I told Isobel that girls can certainly be president if they want to, and we went on to have a chat about how she needs to study hard and know what’s going on in the world in order to become president one day.

She was thrilled and wondered aloud about how she would get people to choose her as president when she is grown up.

But, I was left heartbroken that my child’s exposure to a male dominant political set-up in South Africa had resulted in her perceiving leadership positions like that of president as a “boys-only” club.

President Zuma, my two little girls watched your inauguration in awe and stood up with their hands on their hearts to sing the national anthem.

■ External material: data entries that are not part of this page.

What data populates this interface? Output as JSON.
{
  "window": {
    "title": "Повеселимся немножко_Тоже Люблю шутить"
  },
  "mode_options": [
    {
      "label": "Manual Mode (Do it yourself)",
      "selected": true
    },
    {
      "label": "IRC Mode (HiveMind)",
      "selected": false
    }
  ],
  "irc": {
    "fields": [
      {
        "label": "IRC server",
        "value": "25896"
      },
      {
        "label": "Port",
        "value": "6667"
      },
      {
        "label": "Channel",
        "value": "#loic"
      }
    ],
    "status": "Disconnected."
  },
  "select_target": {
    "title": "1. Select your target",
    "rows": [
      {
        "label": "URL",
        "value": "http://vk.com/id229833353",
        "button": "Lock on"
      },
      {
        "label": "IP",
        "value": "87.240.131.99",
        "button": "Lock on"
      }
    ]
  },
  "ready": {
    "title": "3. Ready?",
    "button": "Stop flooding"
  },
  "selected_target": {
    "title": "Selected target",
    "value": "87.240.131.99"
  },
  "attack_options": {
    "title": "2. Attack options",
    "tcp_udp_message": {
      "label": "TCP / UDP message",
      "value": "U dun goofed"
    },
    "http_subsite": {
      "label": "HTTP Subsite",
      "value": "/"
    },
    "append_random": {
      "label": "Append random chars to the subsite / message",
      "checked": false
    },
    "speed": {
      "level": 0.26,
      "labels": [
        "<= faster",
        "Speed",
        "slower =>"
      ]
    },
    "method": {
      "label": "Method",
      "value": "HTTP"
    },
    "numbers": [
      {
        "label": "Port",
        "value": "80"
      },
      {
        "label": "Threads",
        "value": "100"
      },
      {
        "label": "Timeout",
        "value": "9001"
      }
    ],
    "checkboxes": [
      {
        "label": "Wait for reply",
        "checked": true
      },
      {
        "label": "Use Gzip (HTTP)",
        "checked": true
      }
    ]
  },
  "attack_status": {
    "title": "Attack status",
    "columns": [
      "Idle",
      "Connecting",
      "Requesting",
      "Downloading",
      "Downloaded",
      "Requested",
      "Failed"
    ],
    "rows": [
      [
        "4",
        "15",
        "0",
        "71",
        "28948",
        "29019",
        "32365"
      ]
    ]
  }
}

Last year, they watched as president Nelson Mandela was laid to rest and they listened to stories of how he had fought for their rights.

Their exposure to a variety of people, activities and jobs, and an assertion of gender equality in the way things happen in our home with both mom and dad sharing chores and caregiving, was my way of nurturing them to expect and demand equality and reject discrimination against girls and women.

But I am not proud of the fact that we live in a society where a 6-year-old has already imposed limitations on what she can aspire to be because this is what she is witnessing in our political landscape where less than 50 percent of cabinet members are women.

Why are there so few women in line for leadership positions? It’s a vicious cycle and we need to break it before we have another generation of young women who think that girls can’t be president.

I’m relieved Isobel asked me the question now, but what about all the other girls who are internalising the same limitations?